Un blastocisto temprano (grado de expansión entre 1 y 3) está en la fase inicial de expansión, mientras que un blastocisto tardío (grado de expansión entre 4 y 6) está completamente expandido y listo para la implantación.
La probabilidad de implantación de un blastocisto está influenciada por varios factores, entre ellos su grado de desarrollo y calidad. En términos generales, los blastocistos tardíos tienen mayor tasa de implantación que los blastocistos tempranos. Esto se debe a que un blastocisto tardío ha superado las fases críticas de diferenciación celular y ha alcanzado una mayor estabilidad y preparación para interaccionar con el endometrio materno. Además, la eclosión o hatching (ruptura de la zona pelúcida) es un paso necesario para que el embrión se adhiera e implante en el endometrio del útero.

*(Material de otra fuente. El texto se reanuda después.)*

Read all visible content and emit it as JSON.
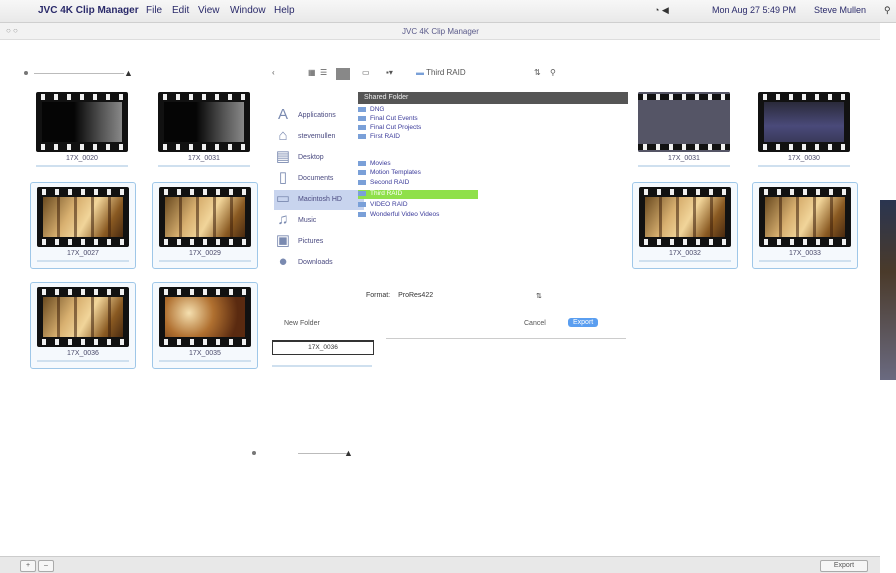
{
  "menubar": {
    "app_name": "JVC 4K Clip Manager",
    "menus": [
      "File",
      "Edit",
      "View",
      "Window",
      "Help"
    ],
    "status_text": "Mon Aug 27 5:49 PM",
    "user": "Steve Mullen"
  },
  "window": {
    "title": "JVC 4K Clip Manager"
  },
  "clips_left": [
    {
      "name": "17X_0020",
      "style": "dark"
    },
    {
      "name": "17X_0031",
      "style": "dark"
    },
    {
      "name": "17X_0027",
      "style": "warm"
    },
    {
      "name": "17X_0029",
      "style": "warm"
    },
    {
      "name": "17X_0036",
      "style": "warm"
    },
    {
      "name": "17X_0035",
      "style": "fest"
    }
  ],
  "clips_right": [
    {
      "name": "17X_0031",
      "style": "grayish"
    },
    {
      "name": "17X_0030",
      "style": "bluish"
    },
    {
      "name": "17X_0032",
      "style": "warm"
    },
    {
      "name": "17X_0033",
      "style": "warm"
    }
  ],
  "dialog": {
    "toolbar_path": "Third RAID",
    "sidebar": [
      {
        "label": "Applications",
        "icon": "applications-icon"
      },
      {
        "label": "stevemullen",
        "icon": "home-icon"
      },
      {
        "label": "Desktop",
        "icon": "desktop-icon"
      },
      {
        "label": "Documents",
        "icon": "documents-icon"
      },
      {
        "label": "Macintosh HD",
        "icon": "harddrive-icon"
      },
      {
        "label": "Music",
        "icon": "music-icon"
      },
      {
        "label": "Pictures",
        "icon": "pictures-icon"
      },
      {
        "label": "Downloads",
        "icon": "downloads-icon"
      }
    ],
    "folder_header": "Shared Folder",
    "folders": [
      {
        "label": "DNG"
      },
      {
        "label": "Final Cut Events"
      },
      {
        "label": "Final Cut Projects"
      },
      {
        "label": "First RAID"
      },
      {
        "label": "Movies"
      },
      {
        "label": "Motion Templates"
      },
      {
        "label": "Second RAID"
      },
      {
        "label": "Third RAID",
        "selected": true
      },
      {
        "label": "VIDEO RAID"
      },
      {
        "label": "Wonderful Video Videos"
      }
    ],
    "format_label": "Format:",
    "format_value": "ProRes422",
    "new_folder": "New Folder",
    "cancel": "Cancel",
    "export": "Export",
    "new_clip_name": "17X_0036"
  },
  "bottom": {
    "right_button": "Export"
  }
}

Sin embargo, la implantación no depende únicamente del grado de expansión de un blastocisto, no se puede descartar completamente la capacidad de implantación de un blastocisto temprano, especialmente si las condiciones uterinas son óptimas.
Es imprescindible también la sincronización entre el desarrollo embrionario y la receptividad endometrial, de forma que el endometrio se encuentre preparado para la implantación a la vez que tenemos el embrión para la transferencia en estado de blastocisto.
En conclusión, aunque estadísticamente un blastocisto tardío puede presentar mayores probabilidades de implantación, la decisión debe basarse en la evaluación individual de cada paciente y embrión.